Kim’s aim to portray sign language through music is epitomized by The Star Spangled Banner (2020). Instead of merely conveying raw emotion, the drawing—the notation for Kim’s ASL interpretation of Demi Lovato’s 2020 Super Bowl performance of the National Anthem—is a scathing political critique of America. There’s no staff; the drawing is a jumbled mess of quarter, eighth, half, and sixteenth notes. They’re scattered, out of order, and spread across the canvas like disparate crumbs of music. The notes, labeled with words from the anthem’s lyrics, correspond to Kim’s movements in the performance. An eighth note labeled “ROCKET”  connects across the canvas to another eighth labeled “GLARE,” mirroring the growing intensity of Kim’s expressive gestures in her performance—her movement gets warbly and more expressive as Lovato sings that lyric.

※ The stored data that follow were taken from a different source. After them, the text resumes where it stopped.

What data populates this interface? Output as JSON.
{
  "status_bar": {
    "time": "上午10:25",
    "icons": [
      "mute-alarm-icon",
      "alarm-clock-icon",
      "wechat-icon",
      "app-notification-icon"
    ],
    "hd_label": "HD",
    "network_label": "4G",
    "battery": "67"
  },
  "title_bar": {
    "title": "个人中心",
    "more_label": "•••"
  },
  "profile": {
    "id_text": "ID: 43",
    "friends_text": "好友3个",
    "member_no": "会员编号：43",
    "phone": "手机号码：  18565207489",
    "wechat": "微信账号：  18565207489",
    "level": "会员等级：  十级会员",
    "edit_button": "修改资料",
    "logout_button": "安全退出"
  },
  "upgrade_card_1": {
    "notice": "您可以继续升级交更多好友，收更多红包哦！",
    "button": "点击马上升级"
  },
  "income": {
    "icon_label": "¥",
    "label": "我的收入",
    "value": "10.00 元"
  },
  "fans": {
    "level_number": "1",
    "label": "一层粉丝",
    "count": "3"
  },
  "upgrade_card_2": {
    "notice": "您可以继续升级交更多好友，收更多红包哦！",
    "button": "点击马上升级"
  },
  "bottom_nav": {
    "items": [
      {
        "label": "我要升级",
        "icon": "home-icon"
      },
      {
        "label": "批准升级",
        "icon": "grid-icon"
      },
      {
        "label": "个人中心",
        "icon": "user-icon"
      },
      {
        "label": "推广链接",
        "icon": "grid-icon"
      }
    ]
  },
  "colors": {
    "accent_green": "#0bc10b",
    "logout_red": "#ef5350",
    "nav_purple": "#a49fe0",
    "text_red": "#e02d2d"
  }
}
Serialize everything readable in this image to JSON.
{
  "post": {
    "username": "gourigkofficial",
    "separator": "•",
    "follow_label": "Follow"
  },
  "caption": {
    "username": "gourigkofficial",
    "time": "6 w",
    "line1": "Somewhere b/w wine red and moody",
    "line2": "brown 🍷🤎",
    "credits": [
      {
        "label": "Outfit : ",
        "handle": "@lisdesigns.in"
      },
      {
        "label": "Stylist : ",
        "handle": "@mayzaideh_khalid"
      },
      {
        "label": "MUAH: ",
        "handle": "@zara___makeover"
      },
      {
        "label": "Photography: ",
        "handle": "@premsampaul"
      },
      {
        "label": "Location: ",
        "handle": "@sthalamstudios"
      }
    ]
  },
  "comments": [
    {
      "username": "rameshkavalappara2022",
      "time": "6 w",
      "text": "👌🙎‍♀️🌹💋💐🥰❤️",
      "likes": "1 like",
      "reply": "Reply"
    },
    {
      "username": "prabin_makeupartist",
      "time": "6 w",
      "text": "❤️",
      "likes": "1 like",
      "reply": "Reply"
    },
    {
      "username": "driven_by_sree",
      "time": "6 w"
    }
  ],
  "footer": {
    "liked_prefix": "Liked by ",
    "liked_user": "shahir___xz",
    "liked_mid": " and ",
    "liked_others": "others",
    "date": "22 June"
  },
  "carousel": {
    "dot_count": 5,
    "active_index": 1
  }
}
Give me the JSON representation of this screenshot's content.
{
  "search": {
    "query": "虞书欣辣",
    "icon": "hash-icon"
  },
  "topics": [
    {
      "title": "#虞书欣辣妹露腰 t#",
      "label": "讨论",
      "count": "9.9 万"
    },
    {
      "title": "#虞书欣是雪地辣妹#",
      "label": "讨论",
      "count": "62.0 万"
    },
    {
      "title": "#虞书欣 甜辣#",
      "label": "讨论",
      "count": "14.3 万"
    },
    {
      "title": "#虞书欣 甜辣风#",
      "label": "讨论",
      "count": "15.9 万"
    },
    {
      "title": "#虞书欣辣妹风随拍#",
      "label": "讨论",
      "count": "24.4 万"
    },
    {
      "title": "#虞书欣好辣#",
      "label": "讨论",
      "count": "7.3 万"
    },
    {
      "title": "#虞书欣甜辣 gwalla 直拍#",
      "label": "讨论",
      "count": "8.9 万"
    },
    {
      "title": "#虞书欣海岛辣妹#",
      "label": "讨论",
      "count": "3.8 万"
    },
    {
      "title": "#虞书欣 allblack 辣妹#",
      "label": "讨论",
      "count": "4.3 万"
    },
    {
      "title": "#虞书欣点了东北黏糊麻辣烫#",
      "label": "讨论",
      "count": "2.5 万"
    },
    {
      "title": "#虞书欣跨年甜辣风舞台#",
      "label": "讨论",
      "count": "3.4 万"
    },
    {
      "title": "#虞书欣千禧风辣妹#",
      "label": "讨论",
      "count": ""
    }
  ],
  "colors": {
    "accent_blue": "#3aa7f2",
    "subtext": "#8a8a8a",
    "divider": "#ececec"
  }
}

Specific words from the anthem—“war” on two quarter notes, “bomb” on a set of sixteenth notes, and “brick” on a quarter—are smacked in the middle of the canvas. With the canvas’s chaotic structure, it’s the age-old critique of America and its military—she’s picking easy targets. 

The Star Spangled Banner is not necessarily a coherent, ideological deconstruction; as in Degrees of Deaf Rage, it’s petty, spontaneous fury—but this time, done with direct intention. In an op-ed Kim wrote for the The New York Times, she describes Fox Sports cutting away from her performance several times, barely showing her on the broadcast. “Although thrilled and excited to be on the field serving the deaf community,” Kim wrote, she “was angry and exasperated.” She recalled that she initially “needed to process some internal conflict before accepting [the performance],” since “being deaf in America has always been political.” (Throughout the past decade, there’s been a pattern of cops brutalizing and killing innocent and unarmed deaf people, which Kim brought up as an example).  Kim supplemented her disillusionment with the American establishment with assurances that she was proud to perform at the Super Bowl and proud of America. She incongruously ended her editorial with a concession, ultimately praising the NFL’s “efforts to promote accessibility.” There’s a disparity between the drawing and the conciliatory nature of the article, suggesting that she feels more critical of America than what she expresses in her writing. The Star Spangled Banner feels like Kim’s sublimation of the pent up rage from the article’s concession. She’s highlighting America’s most blatant flaws to embrace her “anger” and “exasperation” at a country synonymous with capitalist oppression. As she stated in the National Endowment interview, in The Star Spangled Banner, visual representations of music and ASL are Kim’s true vehicle for her voice, espousing radical ideas that she avoided in her op-ed. 

Kim’s drawings and diagrams are minimalistic, but that allows her labels and symbology to create a blunt, harsh narrative. Rage permeates All Day All Night, and the straightforwardness of her work makes this viscerally noticeable. The “voice” Kim mentioned to the National Endowment—what she uses her visuals as a vehicle for—is fervent and loud; the exhibit makes this obvious.